Financial Stability: 3 Ways to Support Your Employees
Financial Stability vs. Stress
As the United States continues to navigate the COVID-19 pandemic, more and more data shows that employees face financial stress. A recent John Hancock survey revealed that 67 percent reported financial stress in 2020, up from 44 percent before the pandemic. Since this stress impacts workers personally and how they do their jobs, it’s becoming more critical than ever for employers to step in and help workers build financial stability. Developing effective employee financial wellness programs is especially important in uncertain times.
Here are three ways companies can help their employees manage their finances.
1 – Earned Wage Access
Companies across the country are asking their staff what’s important to them. They learn that people need access to cash much more quickly than during the traditional pay cycle.
Enter earned wage access (EWA). EWA is a benefit that lets workers receive at least part of their paycheck before traditional payday. Employees request money they’ve already made and receive payment. It’s a valuable tool to help workers build financial stability.
EWA, or on-demand pay, helps employees manage their short-term finances and can help with emergency costs like car problems, doctor bills, or any other unplanned expenses. Those who use EWA pay a small fee. This benefit is more helpful than credit cards, loans, or writing checks with little or no funds in their account.

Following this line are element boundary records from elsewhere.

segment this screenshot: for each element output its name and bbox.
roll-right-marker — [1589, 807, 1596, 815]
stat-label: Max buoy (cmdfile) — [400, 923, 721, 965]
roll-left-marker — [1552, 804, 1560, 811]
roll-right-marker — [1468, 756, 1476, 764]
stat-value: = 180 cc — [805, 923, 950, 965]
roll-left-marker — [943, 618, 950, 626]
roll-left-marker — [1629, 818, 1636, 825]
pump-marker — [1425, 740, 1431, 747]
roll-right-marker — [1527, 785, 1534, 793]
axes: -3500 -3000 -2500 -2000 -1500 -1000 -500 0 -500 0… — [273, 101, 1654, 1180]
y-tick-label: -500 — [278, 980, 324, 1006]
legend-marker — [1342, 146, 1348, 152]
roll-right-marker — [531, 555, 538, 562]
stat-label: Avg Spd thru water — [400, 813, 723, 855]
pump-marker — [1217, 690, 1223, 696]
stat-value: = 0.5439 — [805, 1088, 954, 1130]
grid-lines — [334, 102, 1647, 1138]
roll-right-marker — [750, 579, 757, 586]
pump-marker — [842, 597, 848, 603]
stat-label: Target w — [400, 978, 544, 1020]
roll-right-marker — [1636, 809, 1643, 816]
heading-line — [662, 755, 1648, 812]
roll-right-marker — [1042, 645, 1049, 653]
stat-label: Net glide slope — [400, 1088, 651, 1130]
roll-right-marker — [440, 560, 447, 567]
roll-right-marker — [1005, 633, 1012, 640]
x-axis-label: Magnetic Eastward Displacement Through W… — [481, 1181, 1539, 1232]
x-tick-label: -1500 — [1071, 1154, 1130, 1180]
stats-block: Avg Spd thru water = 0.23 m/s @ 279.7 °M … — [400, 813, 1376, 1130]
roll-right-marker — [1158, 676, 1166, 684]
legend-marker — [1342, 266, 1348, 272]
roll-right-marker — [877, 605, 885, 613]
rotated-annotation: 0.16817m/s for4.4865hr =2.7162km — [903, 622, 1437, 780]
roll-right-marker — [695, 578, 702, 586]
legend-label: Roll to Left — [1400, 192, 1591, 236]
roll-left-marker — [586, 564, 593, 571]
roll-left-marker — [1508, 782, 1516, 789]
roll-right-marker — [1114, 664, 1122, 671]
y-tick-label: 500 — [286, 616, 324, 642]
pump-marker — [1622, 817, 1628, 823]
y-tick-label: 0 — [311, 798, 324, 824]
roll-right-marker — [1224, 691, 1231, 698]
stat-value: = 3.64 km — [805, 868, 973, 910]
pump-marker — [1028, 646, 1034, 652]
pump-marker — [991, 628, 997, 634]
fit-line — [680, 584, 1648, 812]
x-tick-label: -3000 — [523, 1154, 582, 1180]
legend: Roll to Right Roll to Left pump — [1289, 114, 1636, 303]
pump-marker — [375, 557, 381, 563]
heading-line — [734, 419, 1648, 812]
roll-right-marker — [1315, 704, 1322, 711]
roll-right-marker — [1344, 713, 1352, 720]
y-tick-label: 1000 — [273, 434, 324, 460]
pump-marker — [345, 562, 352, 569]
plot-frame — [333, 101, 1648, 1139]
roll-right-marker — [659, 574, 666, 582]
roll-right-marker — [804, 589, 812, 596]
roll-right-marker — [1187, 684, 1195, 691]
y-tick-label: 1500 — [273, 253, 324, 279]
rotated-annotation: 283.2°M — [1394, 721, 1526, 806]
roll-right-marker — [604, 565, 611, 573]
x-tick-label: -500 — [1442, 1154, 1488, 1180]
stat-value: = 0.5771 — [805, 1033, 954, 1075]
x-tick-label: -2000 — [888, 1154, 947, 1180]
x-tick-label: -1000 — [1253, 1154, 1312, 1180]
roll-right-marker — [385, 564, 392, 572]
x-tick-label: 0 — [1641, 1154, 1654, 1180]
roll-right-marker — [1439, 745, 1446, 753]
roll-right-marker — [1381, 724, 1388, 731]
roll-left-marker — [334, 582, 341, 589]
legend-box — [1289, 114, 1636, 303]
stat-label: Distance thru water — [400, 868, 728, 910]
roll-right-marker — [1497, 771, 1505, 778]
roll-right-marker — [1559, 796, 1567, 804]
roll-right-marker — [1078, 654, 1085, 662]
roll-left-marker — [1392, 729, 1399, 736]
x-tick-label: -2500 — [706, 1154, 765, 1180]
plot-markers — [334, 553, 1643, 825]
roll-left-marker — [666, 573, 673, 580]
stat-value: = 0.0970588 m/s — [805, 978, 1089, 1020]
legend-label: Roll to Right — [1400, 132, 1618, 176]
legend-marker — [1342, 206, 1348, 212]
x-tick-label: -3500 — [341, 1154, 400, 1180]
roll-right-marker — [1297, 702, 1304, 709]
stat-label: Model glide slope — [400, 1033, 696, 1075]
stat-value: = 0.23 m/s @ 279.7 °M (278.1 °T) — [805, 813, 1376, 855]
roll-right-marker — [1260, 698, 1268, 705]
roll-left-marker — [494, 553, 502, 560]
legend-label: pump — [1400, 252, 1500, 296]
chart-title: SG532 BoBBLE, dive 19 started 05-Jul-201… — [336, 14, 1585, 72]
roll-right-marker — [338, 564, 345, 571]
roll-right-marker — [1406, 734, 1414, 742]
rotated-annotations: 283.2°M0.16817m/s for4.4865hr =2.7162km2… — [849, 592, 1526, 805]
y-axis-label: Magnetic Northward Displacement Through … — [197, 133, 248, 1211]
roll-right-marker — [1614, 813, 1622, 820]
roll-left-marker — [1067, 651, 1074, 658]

2 – The “Right” Financial Stability Experts
Since not all personnel earn the same wage, uniform financial advice is irrelevant to all your employees. It helps to bring in experts who can speak to the specific challenges they face in building financial stability.
For example, some may be living paycheck to paycheck and having problems paying down debt. Others could be struggling to save for a first house. While some advice like saving for emergencies works for everyone, getting there will be a challenge for some. Providing relevant guidance to everyone will be appreciated. Offering advice and resources to staff in all life stages will help develop a well-rounded financial wellness program.
3 – Educate on Credit
Not all credit is bad, of course. But often, employees might not understand how the credit system works. Whether it’s a car loan, home loan, or some other type of loan, your staff needs to know all their options for the situations they might need it. By setting up an expert to walk them through the process, you’ll be helping them to improve their stability and become a better employee.
Undoubtedly, the stresses that started in 2020 are still impacting workers across the country. Now is an excellent time to think of ways to help them cope. EWA is a benefit that can help many of them with their short-term financial issues. Then, helping them understand their challenges and what they can do about them will pay off for everyone in the long run.